Swedish payments firm iZettle was, until very recently, expected to become Europe’s largest listed financial technology company, with an indicative valuation of $1.1bn. For many the listing was further proof of fintech’s coming of age. And, as a result, the announcement in mid-May that the firm had been snapped up by PayPal on the eve of its IPO, for a cool $2.2bn in cash, came as something of a surprise.
However, for close watchers of the sector, iZettle’s decision to join forces with an incumbent player in the fintech space, albeit a relatively new one, perhaps wasn’t that shocking a development. At a firm level, PayPal hopes the acquisition of the company, which makes portable credit card readers and software that can be linked to mobile phones, will help it break into a new part of the payments business more quickly than it has so far managed to do on its own. For iZettle, the benefits are clear – a deep-pocketed parent with global scale. Though maybe more importantly, the deal provides evidence of a broader change taking place.
The shift from competition to collaboration
As has been the case in other industries that have either endured disruption (e.g. the music sector) or are in the process of being disrupted (i.e. the automobile sector), the narrative often told about fintech is an adversarial one. And, it is a story that has gained a lot of traction and investment. In 2016, the fintech industry attracted more than $13.1bn in venture-capital backed investments, five times higher than the total reached just four years earlier1 . But arguably the fintech story is sidestepping a key trend, namely the shift from competition, to collaboration.
Banks have long recognised the need for technological expertise. Increasingly they have also begun to realise that consumers expect the same level of service from their financial service providers that they receive in other parts of their lives – lives that are increasingly supported by on-demand digital services and machine learning algorithms. As a result, banks need to act more quickly and more comprehensively when it comes to innovation.
A good example of what this looks like in practice can be found within the walls of BNP Paribas – a bank that has not only purchased 95% of so-called ‘new bank’ Compte Nickel but has also launched an investment fund to invest indirectly in fintech firms via venture capital funds.
It is a model that seems to be gaining traction, particularly in the West. As Citi Research showed recently, while venture capital funding levels have increased in recent years, total venture capital-only funding for fintech slowed in 2016, compared to 2015, while the proportion of funding from other areas, like companies and mutual funds, increased. The firm noted too that in the rolling 12-month period to the end of March this year, there were 56 investments by major banks into venture capital-backed fintech companies.2
This is alongside the significant ongoing investments these firms continue to make in their own infrastructure – as much as 15% to 25% of their annual budget is currently spent on technology, according to some estimates.3
On the other side of the table, as the fintech industry has begun to mature, firms have increasingly realised how much it costs to acquire customers and how much red tape is involved in doing cross-border business. Both of which are challenges that big, incumbent banks are well suited to solve.

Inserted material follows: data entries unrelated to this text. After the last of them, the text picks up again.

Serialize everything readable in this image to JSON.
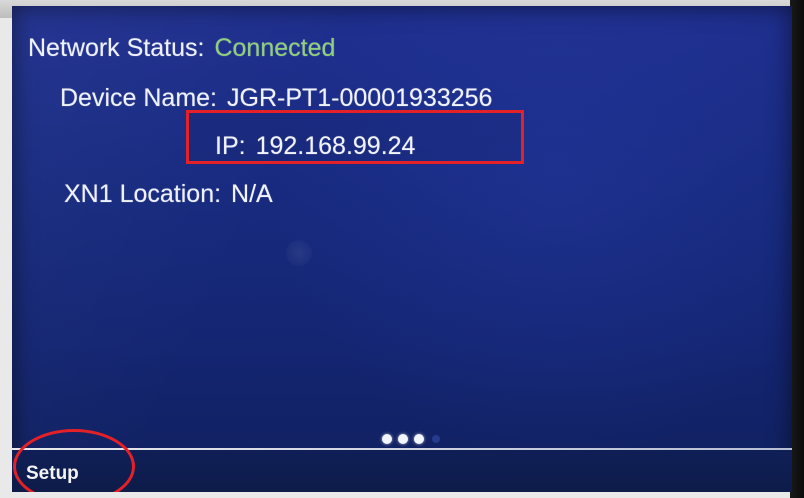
{
  "network_status": {
    "label": "Network Status:",
    "value": "Connected",
    "value_color": "#8fd07a"
  },
  "device_name": {
    "label": "Device Name:",
    "value": "JGR-PT1-00001933256"
  },
  "ip": {
    "label": "IP:",
    "value": "192.168.99.24"
  },
  "xn1_location": {
    "label": "XN1 Location:",
    "value": "N/A"
  },
  "page_indicator": {
    "active_dots": 3,
    "total_dots": 4
  },
  "bottom_bar": {
    "setup_label": "Setup"
  },
  "annotations": {
    "highlight_color": "#e32127"
  }
}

Disruption is still coming
This is not to say that the financial sector is not going to be significantly disrupted. It is clear that there is an appetite from consumers for new and better services. On average 33% of digitally active consumers already make use of fintech services, up from 16% in 2015. Across emerging markets, this figure jumps to 46%.4 And, while incumbent banks are well-equipped to help small fintech firms achieve scale, the same can be said for the big tech players – companies with big balance sheets, even bigger customer bases and petabytes of data on what they read and watch and how they spend their money. Their case is helped by surveys that demonstrate that people are more trusting of tech giants than they are of banks when it comes to personal data.5
But, it is unlikely that this disruption will happen as the result of a single firm unveiling a ‘magic bullet’ solution to all of the sector’s challenges. Rather, it is increasingly likely that the real disruption will come from a combination of factors. Big technology firms are now partnering, and will continue to collaborate with fintechs in areas of the market with less regulatory oversight, like payments solutions and short term insurance. And, these combinations will continue to take market share from the weaker incumbent players in those areas. At the same time, financial services firms will continue to invest in and collaborate with smaller fintech firms to help improve their systems and make their approach to the sector’s structural issues more nimble.
The challenge for the sector is how to manage and regulate such collaborations. The challenge for financial services companies is choosing the right partners and processes. And, the challenge for investors is to determine which companies are likeliest to be overtaken by technology companies, and which ones are going find the right partners – partners that can help them win what is increasingly a collaborative race.